CHICAGO – (ENEWSPF)–August 26, 2016. Today, on the ninety-sixth anniversary of the 19th amendment, Representative Jan Schakowsky released the following statement commemorating Women’s Equality Day:
“Ninety-six years ago, the 19th Amendment to the Constitution was signed into law; the hard work and dedication of suffragettes and their supporters culminated in women earning the right to vote. Today we celebrate their work and accomplishments on Women’s Equality Day. Women’s Equality Day is a time to appreciate those who came before us, to celebrate those who stand with us now, and to inspire those who will carry the torch of women’s equality for generations to come.”
“Today is as much about celebrating the accomplishments that have brought us closer to women’s equality as it is about committing ourselves to solving the issues we have left to tackle. The fight for women’s equality has never been an easy one. Its history is fraught with examples of hard-fought battles and near-misses. In 1977, we came as close as we’ve ever been to passing the Equal Rights Amendment (ERA), only to have the victory snatched away from us at the last moment. In 1973, Roe v. Wade granted women the right to make their own decisions about their reproductive health. In the last year, we have seen a renewed push to roll back women’s constitutional rights by restricting access to contraception and abortions. I remain fully committed to protecting a woman’s right to choose and continuing to push for the passage and implementation of the ERA.”
“The victory we celebrate today, obtaining the right to vote, was also hard-fought.
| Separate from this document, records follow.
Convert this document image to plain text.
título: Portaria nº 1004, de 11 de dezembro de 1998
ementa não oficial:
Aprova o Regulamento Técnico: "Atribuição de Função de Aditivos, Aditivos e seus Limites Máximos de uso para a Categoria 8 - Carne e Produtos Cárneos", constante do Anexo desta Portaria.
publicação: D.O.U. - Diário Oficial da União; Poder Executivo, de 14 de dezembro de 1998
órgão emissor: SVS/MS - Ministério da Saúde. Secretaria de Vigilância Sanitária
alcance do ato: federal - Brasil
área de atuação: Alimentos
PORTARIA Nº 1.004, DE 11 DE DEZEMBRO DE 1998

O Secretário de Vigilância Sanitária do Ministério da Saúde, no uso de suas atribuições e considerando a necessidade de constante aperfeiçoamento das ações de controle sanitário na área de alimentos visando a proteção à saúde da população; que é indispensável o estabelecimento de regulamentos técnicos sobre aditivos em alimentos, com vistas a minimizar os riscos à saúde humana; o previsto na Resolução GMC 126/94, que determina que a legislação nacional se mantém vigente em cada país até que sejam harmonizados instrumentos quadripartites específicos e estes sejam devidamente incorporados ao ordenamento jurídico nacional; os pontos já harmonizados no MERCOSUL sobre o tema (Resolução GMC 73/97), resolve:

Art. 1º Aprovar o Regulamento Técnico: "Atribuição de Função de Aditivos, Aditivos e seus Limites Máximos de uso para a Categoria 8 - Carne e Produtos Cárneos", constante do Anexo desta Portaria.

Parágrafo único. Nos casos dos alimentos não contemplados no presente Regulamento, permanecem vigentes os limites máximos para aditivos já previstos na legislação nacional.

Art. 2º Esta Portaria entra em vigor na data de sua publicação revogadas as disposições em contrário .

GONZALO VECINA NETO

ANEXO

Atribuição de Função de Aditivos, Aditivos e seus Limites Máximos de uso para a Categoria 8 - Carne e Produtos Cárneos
Securing it required tireless work from millions of dedicated advocates who fought for decades until their historic milestone was reached. 100 years ago, women in America could not vote. Today, we have a woman running for President and have seen Nancy Pelosi serve as the first woman Speaker of the House. I am excited to pursue our cause further, and will work with House Democrats to ensure that gender inequality decreases as our economy grows.”
“Women in America still make only 79 cents for every dollar made by men. The pay gap becomes even more staggering for women of color. By the time the average woman reaches retirement age, she will have lost more than $400,000 due to the gender pay gap. To close the gender pay gap, we must pass the Paycheck Fairness Act, and because women account for nearly two-thirds of all minimum wage workers, we must raise wages. Since women tend to live longer, have less retirement savings, and statistically spend more on their medical care in the long term, another key focal point of the fight for women’s equality must be ensuring access to retirement security. Without a doubt, the best way to achieve this goal is to protect and expand Social Security and Medicare.”
“That women in this country still face structural, institutional, and societal barriers to full equality is not just a woman’s issue, it is a family and an economic issue. When over half of the country’s population is unable to realize their full potential, all of America suffers. In turn, when women succeed, America succeeds. On this Women’s Equality Day, I am excited to continue to work on implementing a policy agenda that benefits the country by focusing on women and families.”